Eurostat has issued a report showing the tax burden in each European country from 1995 to 2005 measured as a percentage of the GDP. In 2005, the greatest levels of tax burden were noted in Sweden (52,1%), Denmark (51,2%) and Belgium (47,7%). Tax rates on individual and corporate income in those countries are very high and so is the public consumption. Sweden, for example, runs a budget surplus policy but as we may see, public consumption rate measured as the percentage of the GDP is among the highest in the world. In the report, there are substantial differences among the member states. The lowest tax-to-GDP ratios were noted in Slovakia (29,5%), Latvia (29,6%) Estonia (31,0%) and Ireland (32,2%). In those country, the economic growth between 1995 and 2005 was the highest in the EU. Ireland, for instance, slashed the marginal individual income tax rate from 60 percent to 42 percent while 12,5 percent tax rate on corporate income is still one of the lowest rock-bottom rates in the EU.
Figure: Total taxes as the percentage of the GDP between 1995 and 2005, comparision between countries
Public consumption and taxation size in Slovenia are very high. Not surprisingly, total taxes comprised 40,7 percent of the GDP in 2005. Though the government recently modified the marginal income tax from 50 percent to 41 percent, tax burden is still very high compared to the rest of Europe as the income earned on the margin has not been unburdened from heavily progressive taxation.
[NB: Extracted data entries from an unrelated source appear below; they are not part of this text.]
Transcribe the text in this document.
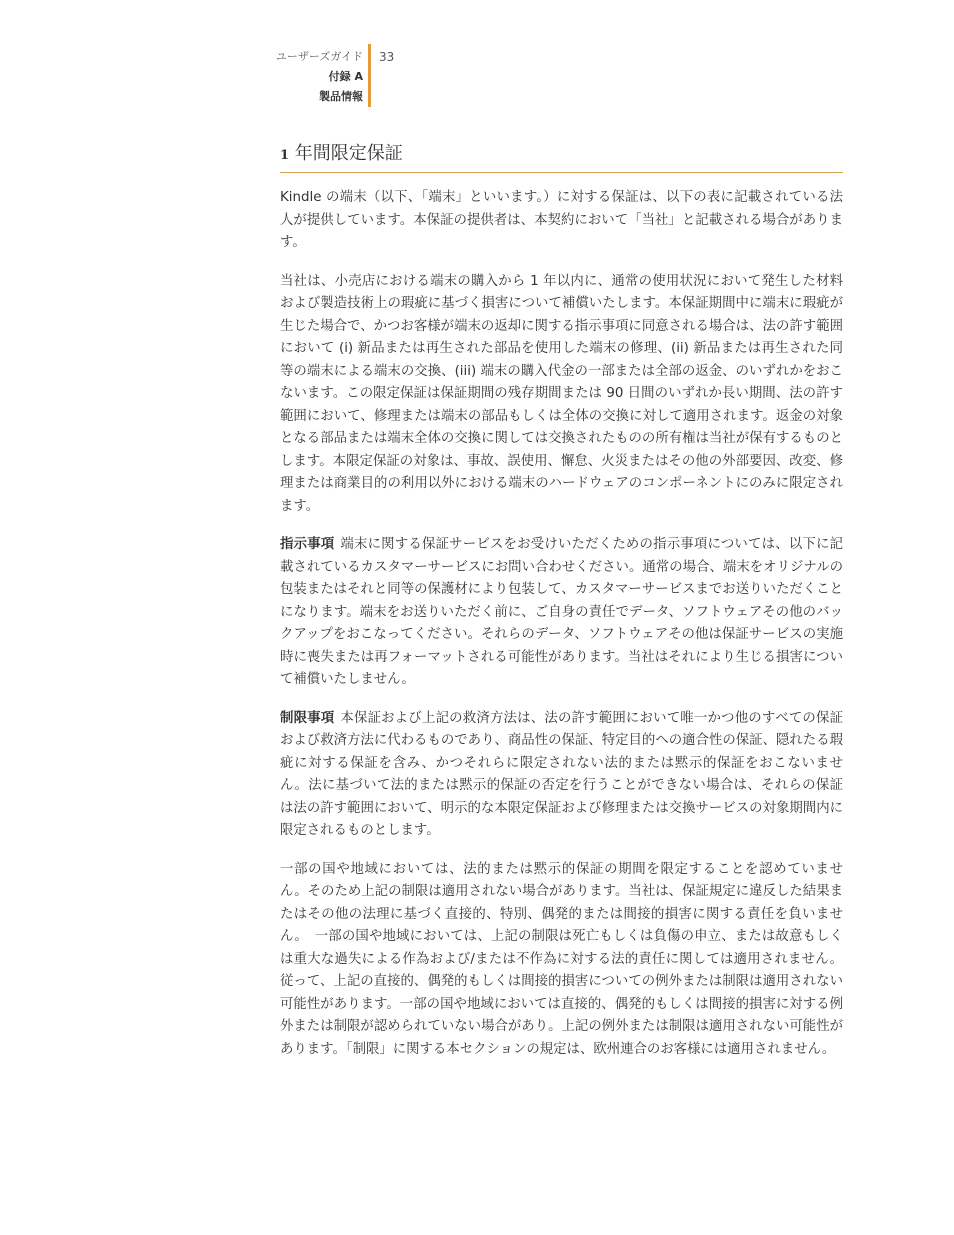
ユーザーズガイド
付録 A
製品情報
33
1 年間限定保証

Kindle の端末（以下、「端末」といいます。）に対する保証は、以下の表に記載されている法人が提供しています。本保証の提供者は、本契約において「当社」と記載される場合があります。

当社は、小売店における端末の購入から 1 年以内に、通常の使用状況において発生した材料および製造技術上の瑕疵に基づく損害について補償いたします。本保証期間中に端末に瑕疵が生じた場合で、かつお客様が端末の返却に関する指示事項に同意される場合は、法の許す範囲において (i) 新品または再生された部品を使用した端末の修理、(ii) 新品または再生された同等の端末による端末の交換、(iii) 端末の購入代金の一部または全部の返金、のいずれかをおこないます。この限定保証は保証期間の残存期間または 90 日間のいずれか長い期間、法の許す範囲において、修理または端末の部品もしくは全体の交換に対して適用されます。返金の対象となる部品または端末全体の交換に関しては交換されたものの所有権は当社が保有するものとします。本限定保証の対象は、事故、誤使用、懈怠、火災またはその他の外部要因、改変、修理または商業目的の利用以外における端末のハードウェアのコンポーネントにのみに限定されます。

指示事項 端末に関する保証サービスをお受けいただくための指示事項については、以下に記載されているカスタマーサービスにお問い合わせください。通常の場合、端末をオリジナルの包装またはそれと同等の保護材により包装して、カスタマーサービスまでお送りいただくことになります。端末をお送りいただく前に、ご自身の責任でデータ、ソフトウェアその他のバックアップをおこなってください。それらのデータ、ソフトウェアその他は保証サービスの実施時に喪失または再フォーマットされる可能性があります。当社はそれにより生じる損害について補償いたしません。

制限事項 本保証および上記の救済方法は、法の許す範囲において唯一かつ他のすべての保証および救済方法に代わるものであり、商品性の保証、特定目的への適合性の保証、隠れたる瑕疵に対する保証を含み、かつそれらに限定されない法的または黙示的保証をおこないません。法に基づいて法的または黙示的保証の否定を行うことができない場合は、それらの保証は法の許す範囲において、明示的な本限定保証および修理または交換サービスの対象期間内に限定されるものとします。

一部の国や地域においては、法的または黙示的保証の期間を限定することを認めていません。そのため上記の制限は適用されない場合があります。当社は、保証規定に違反した結果またはその他の法理に基づく直接的、特別、偶発的または間接的損害に関する責任を負いません。　一部の国や地域においては、上記の制限は死亡もしくは負傷の申立、または故意もしくは重大な過失による作為および/または不作為に対する法的責任に関しては適用されません。従って、上記の直接的、偶発的もしくは間接的損害についての例外または制限は適用されない可能性があります。一部の国や地域においては直接的、偶発的もしくは間接的損害に対する例外または制限が認められていない場合があり。上記の例外または制限は適用されない可能性があります。「制限」に関する本セクションの規定は、欧州連合のお客様には適用されません。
There is also a unique payroll tax that could be immediately dismissed but the Ministry of Finance decided to erase it gradually. An important part of the tax burden in Slovenia is comprised of high social security and health care contribution rates. Unfortunately, Slovenian policymakers wasted another opportunity to implement a fundamental tax reform, to unburden the economy and productive behavior of the individuals.